Fundamentally FedEx solves most problems. The whole UAV is 22 kilos with the advanced thermal camera on it. You have to have enough spare parts and the launch and recovery mechanism has some logistics around it, but the starboard torpedo room is a small room. Boeing and Insitu are responsible for the contract, so they worked with the navy on the logistics. The site lead, one of my guys, makes sure he has what he needs.
Contractors in the U.S. have been preparing for the effects of budget cuts for some time. Have you seen a similar trend in Canada?
My cut came at the end of Afghanistan, and even then we weren’t big. The army continues to employ us as they train, so we were involved in Maple Resolve and will participate in another exercise this summer. They’re managing costs as close as they can.
Is the value of a contracted service still recognized?
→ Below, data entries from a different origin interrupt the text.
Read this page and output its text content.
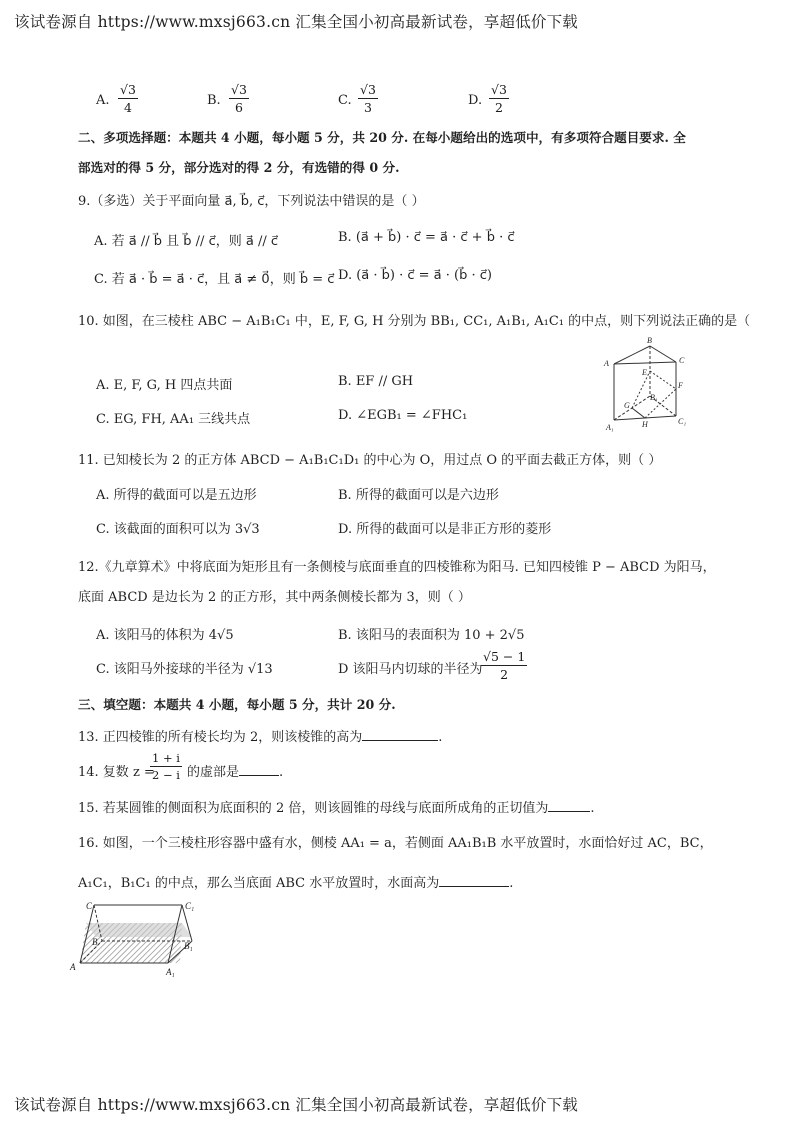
该试卷源自 https://www.mxsj663.cn 汇集全国小初高最新试卷，享超低价下载
A. $\frac{√3}{4}$	B. $\frac{√3}{6}$	C. $\frac{√3}{3}$	D. $\frac{√3}{2}$
二、多项选择题：本题共 4 小题，每小题 5 分，共 20 分. 在每小题给出的选项中，有多项符合题目要求. 全
部选对的得 5 分，部分选对的得 2 分，有选错的得 0 分.
9.（多选）关于平面向量 a⃗, b⃗, c⃗，下列说法中错误的是（ ）
A. 若 a⃗ // b⃗ 且 b⃗ // c⃗，则 a⃗ // c⃗	B. (a⃗ + b⃗) · c⃗ = a⃗ · c⃗ + b⃗ · c⃗
C. 若 a⃗ · b⃗ = a⃗ · c⃗，且 a⃗ ≠ 0⃗，则 b⃗ = c⃗ D. (a⃗ · b⃗) · c⃗ = a⃗ · (b⃗ · c⃗)
10. 如图，在三棱柱 ABC − A₁B₁C₁ 中，E, F, G, H 分别为 BB₁, CC₁, A₁B₁, A₁C₁ 的中点，则下列说法正确的是（
A. E, F, G, H 四点共面	B. EF // GH
C. EG, FH, AA₁ 三线共点	D. ∠EGB₁ = ∠FHC₁
B
C
A
E
F
G
B₁
A₁	H	C₁
11. 已知棱长为 2 的正方体 ABCD − A₁B₁C₁D₁ 的中心为 O，用过点 O 的平面去截正方体，则（ ）
A. 所得的截面可以是五边形	B. 所得的截面可以是六边形
C. 该截面的面积可以为 3√3	D. 所得的截面可以是非正方形的菱形
12.《九章算术》中将底面为矩形且有一条侧棱与底面垂直的四棱锥称为阳马. 已知四棱锥 P − ABCD 为阳马，
底面 ABCD 是边长为 2 的正方形，其中两条侧棱长都为 3，则（ ）
A. 该阳马的体积为 4√5	B. 该阳马的表面积为 10 + 2√5
C. 该阳马外接球的半径为 √13	D 该阳马内切球的半径为
$\frac{√5 - 1}{2}$
三、填空题：本题共 4 小题，每小题 5 分，共计 20 分.
13. 正四棱锥的所有棱长均为 2，则该棱锥的高为	.
14. 复数 z =
$\frac{1 + i}{2 - i}$ 的虚部是	.
15. 若某圆锥的侧面积为底面积的 2 倍，则该圆锥的母线与底面所成角的正切值为	.
16. 如图，一个三棱柱形容器中盛有水，侧棱 AA₁ = a，若侧面 AA₁B₁B 水平放置时，水面恰好过 AC，BC，
A₁C₁，B₁C₁ 的中点，那么当底面 ABC 水平放置时，水面高为	.
C	C₁
B	B₁
A	A₁
该试卷源自 https://www.mxsj663.cn 汇集全国小初高最新试卷，享超低价下载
The effects of what we do are well above what anyone’s expectations were. Now, you could do what I do but it would be very challenging given the way the bureaucracy works to achieve the same effects. I am focused, every day, on service to the customer. That’s what small business is. So although I am a commercial entity, our focus as a service delivery company is no fail. We have exceptionally high standards and we’re passionate about it. When you leave the Canadian Forces, you don’t really leave – the dedication and the ethics remain. We’re enabling the armed forces to do things better, faster, cheaper. Could they do it? Absolutely, they could designate a unit. But at what cost? With both the navy and the army, we’ve removed ourselves from the key operational piece and said, “that’s yours, we’ll support you around it so you succeed.”
You’ve spoken previously on how quickly UAV technology has evolved. Does that pace of change force the military to rely more on industry to integrate technology successfully?
Show me an example where government has exceeded or met the same pace of a technological adoption as industry. There isn’t one. When I was in ADM Mat, I could never really rationalize how this could succeed. When we first showed up in 2008, we had an un-cooled sensor on the ScanEagle. It had thermal capability but it wasn’t great. Meanwhile, the mid wave infrared camera (MWIR) is introduced and the first to use it was us. When we introduced it in theatre during operations, the customer reaction went from “ho hum” to “this is incredible.” And now the navy is using MWIR 2.0. I’m not sure it would have been possible so quickly without that contracting arrangement. If the CF had bought the kit in 2008, it would probably be the same kit today.
Let’s pause here for a second. This is the key point behind contracting. It’s about the rapid introduction of an evolving and disruptive technology that continually needs to be shifting technically and operationally. Sure, saving money is important, but not the only thing – and this is a field where costs are going down, not up, as technologies develop. Also, the military could purchase the systems and develop the trades itself, but it would be almost impossible to stay current in a field like robotic aviation. Finally, in our specific context, contracting also allows for the development of a good Canadian industrial and skills basis in the field, as called for in the Jenkins Report.
How do you see the civ-mil partnership evolving over the next several years?
There is a strong impetus at the strategic thought leadership level – captured in the Jenkins report – that says build capacity in Canada. I’m a huge fan of this. I see the partnership continuing to grow, but there are bigger issues at play as Jenkins points out. I see the opportunity for Canada to become an even greater leader in robotic aviation. This is a multi-billion dollar industry and with the right support there is a clear transition path that follows the same path that we saw with GPS, computers, radar and penicillin, where things that were built initially to meet the need of the military transition into the civil market. When I meet with international customers, it’s those 33,000 hours of working directly for and with the Canadian military that sells. As we engage with oil and gas, mining, any of these sectors, that military partnership provides our bona fides so that people trust us.